Geradeheraus : Die politischen Entscheidungen über die Zukunft der Bundeswehr treffen und verantworten Bundesregierung und Parlament. In diesem vorgegebenen Rahmen hat der Wehrbeauftragte mit Anregungen und Bemerkungen und Sachwalterfunktion seinen Platz; und weil die Institution des Wehrbeauftragten so beispiellos fest politisch und rechtlich verankert ist - wie kaum eine zweite staatliche Institution -, hat er auch den selbstverständlichen Anspruch darauf, gehört und beachtet zu werden.
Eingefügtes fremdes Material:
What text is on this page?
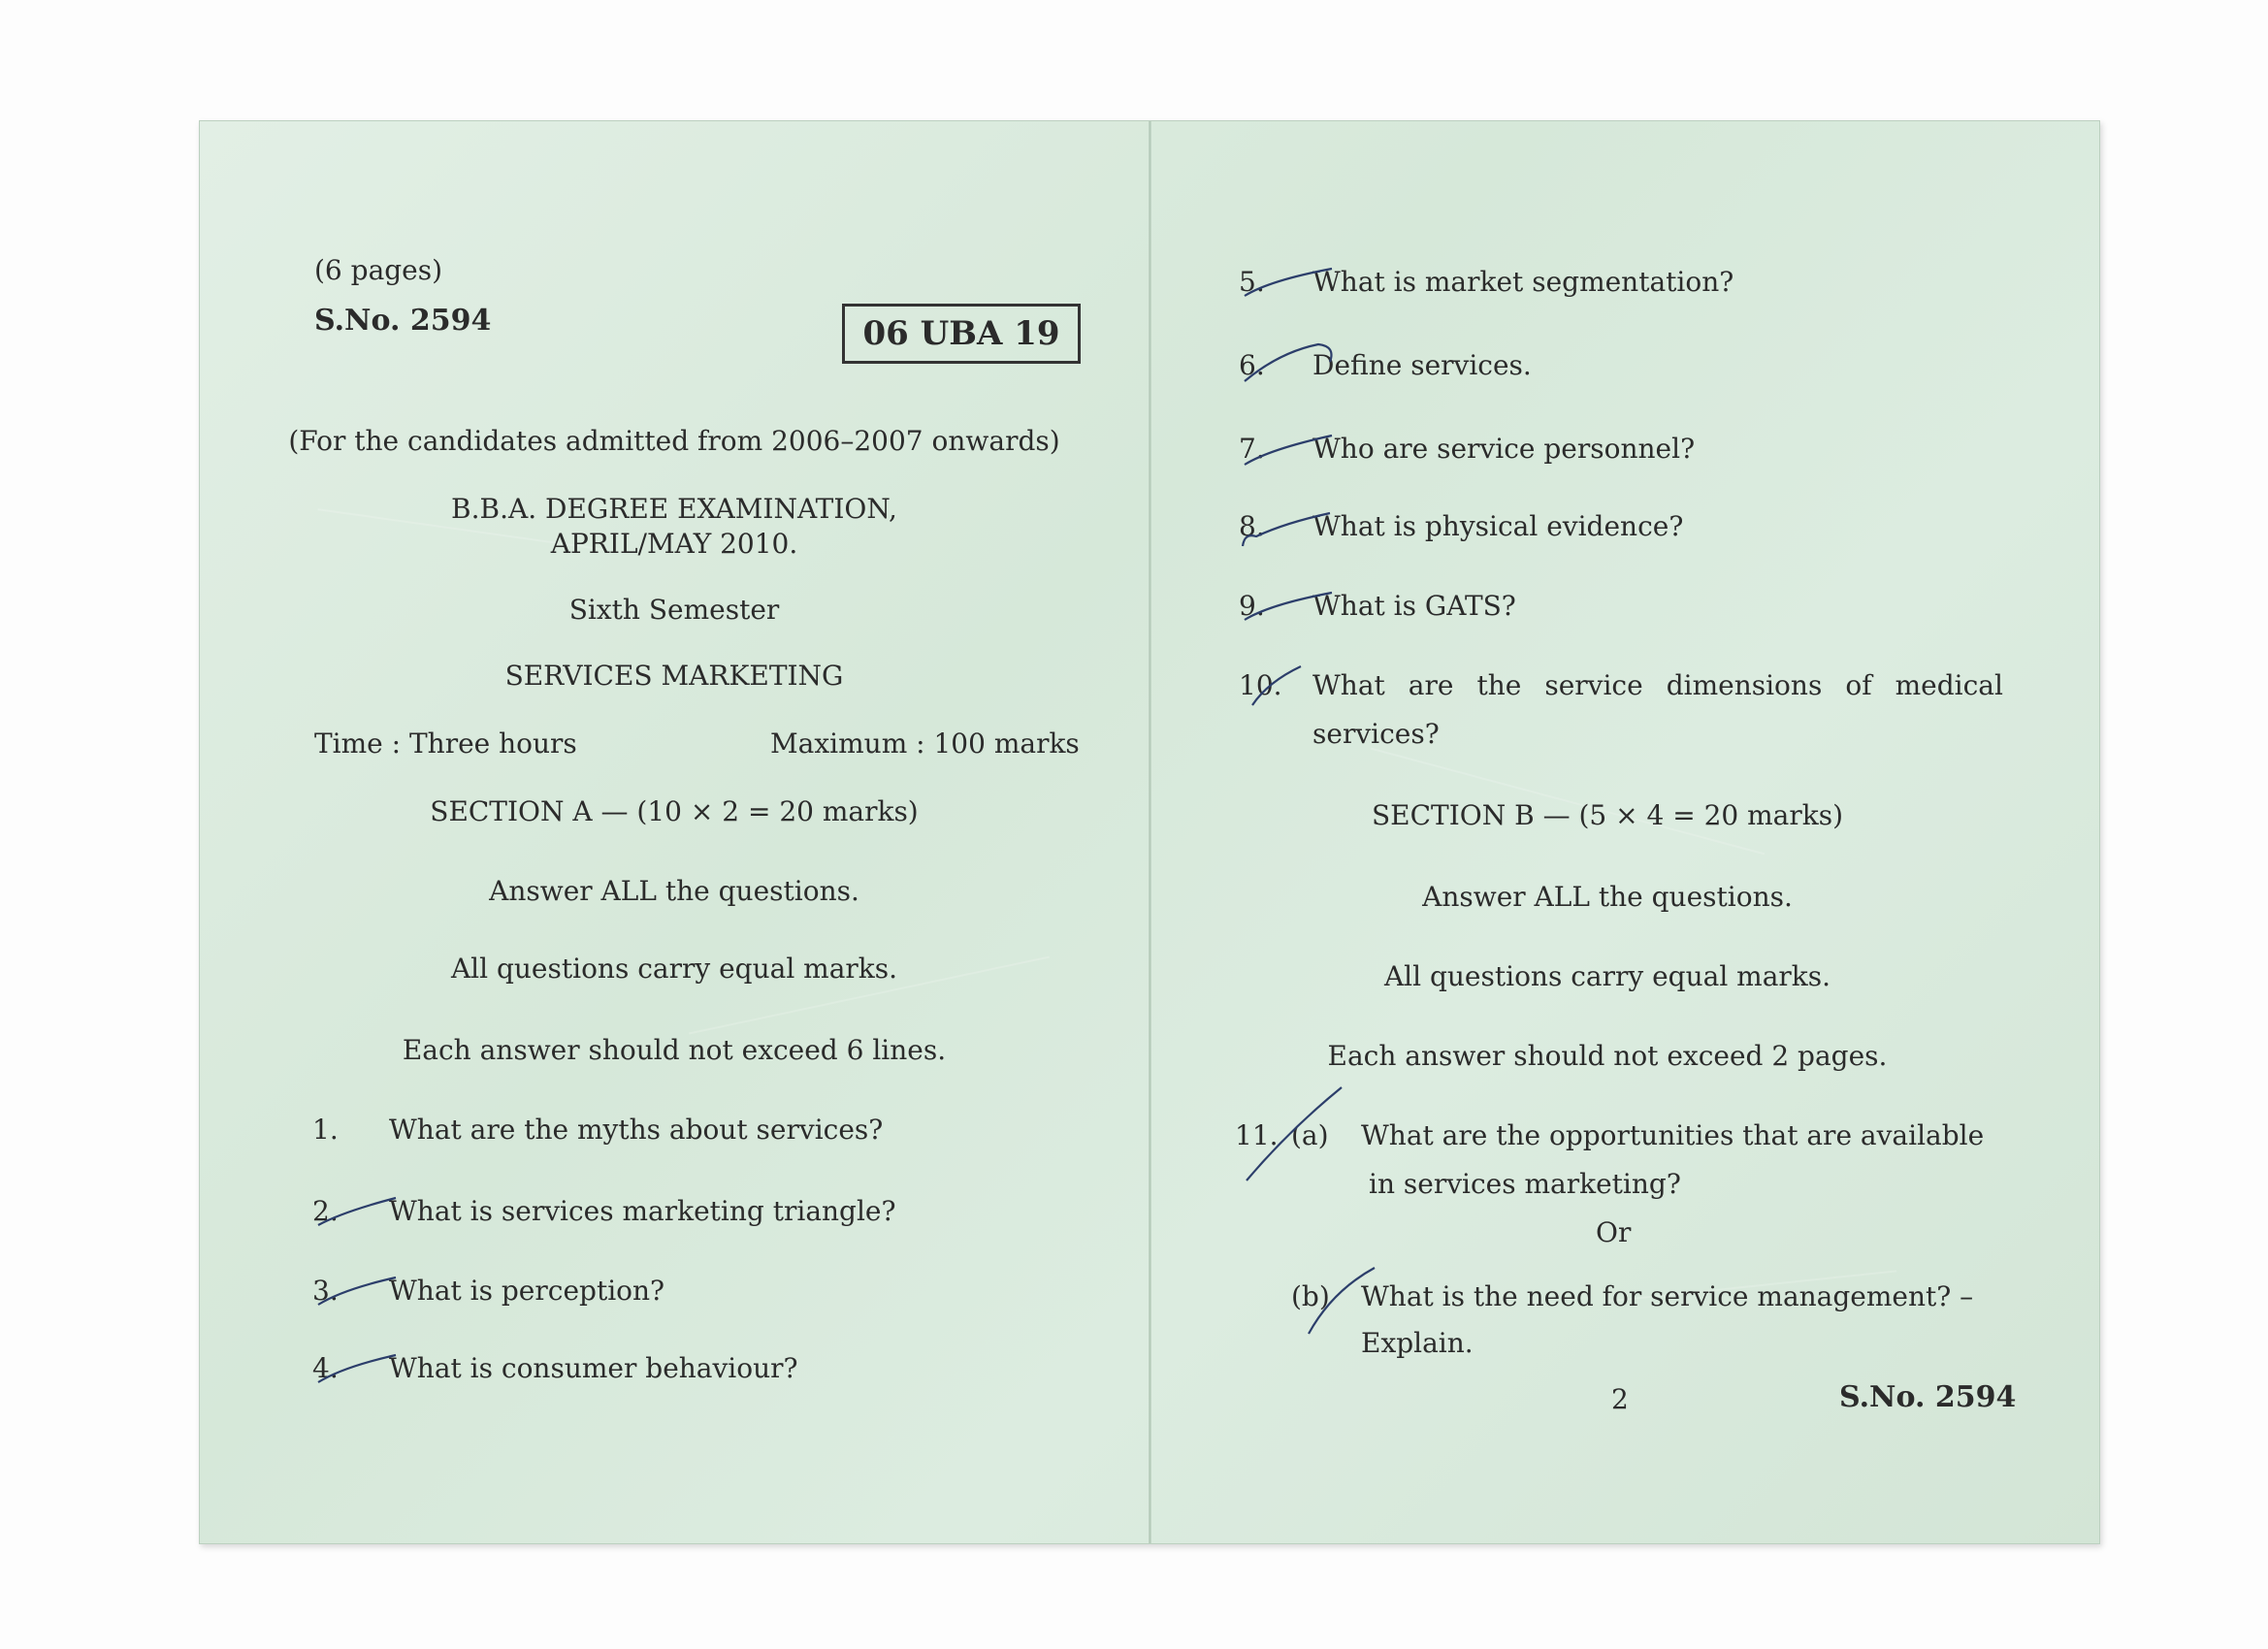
(6 pages)
S.No. 2594	06 UBA 19
(For the candidates admitted from 2006–2007 onwards)
B.B.A. DEGREE EXAMINATION,
APRIL/MAY 2010.
Sixth Semester
SERVICES MARKETING
Time : Three hours	Maximum : 100 marks
SECTION A — (10 × 2 = 20 marks)
Answer ALL the questions.
All questions carry equal marks.
Each answer should not exceed 6 lines.
1. What are the myths about services?
2. What is services marketing triangle?
3. What is perception?
4. What is consumer behaviour?
5. What is market segmentation?
6. Define services.
7. Who are service personnel?
8. What is physical evidence?
9. What is GATS?
10. What are the service dimensions of medical
services?
SECTION B — (5 × 4 = 20 marks)
Answer ALL the questions.
All questions carry equal marks.
Each answer should not exceed 2 pages.
11. (a) What are the opportunities that are available
in services marketing?
Or
(b) What is the need for service management? –
Explain.
2	S.No. 2594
Der Wehrbeauftragte muss wissen, was in der Bundeswehr geschieht, das ist unverzichtbar für seine Arbeit. Seine Informationsmöglichkeiten sind umfassend. Sehr wichtig sind dabei Besuche in der Truppe , ob angesagt oder unangemeldet.
Anregungen von Politikern, Institutionen oder normalen Bürgern können ebenso bedeutsam wie Eingaben der Soldaten selbst sein. Hinzu kommt das immer lückenloser werdende Medieninteresse, das natürlich vor der Bundeswehr nicht Halt macht und auch nicht vor der Tätigkeit des Wehrbeauftragten.
Ich werde die Augen offen halten, registrieren und behalten, um den Angelegenheiten der Bundeswehr und ihrer Soldaten Gehör zu verschaffen, beim Parlament, bei der Bundesregierung oder beim Souverän selbst.
Das bedeutet nicht immer, aber auch Herstellung von Öffentlichkeit und die wird heute schon von Gesetzes wegen dem Wehrbeauftragten abgefordert.
Der jährliche Bericht ist nicht für das stille Kämmerlein bestimmt; dessen Erörterung findet auch in der Öffentlichkeit der Plenarsitzung des Deutschen Bundestages statt, und das zugegebenermaßen konditionierte Rederecht des Wehrbeauftragten vor dem Parlament soll ja auch nicht unter Ausschluss der Öffentlichkeit stattfinden.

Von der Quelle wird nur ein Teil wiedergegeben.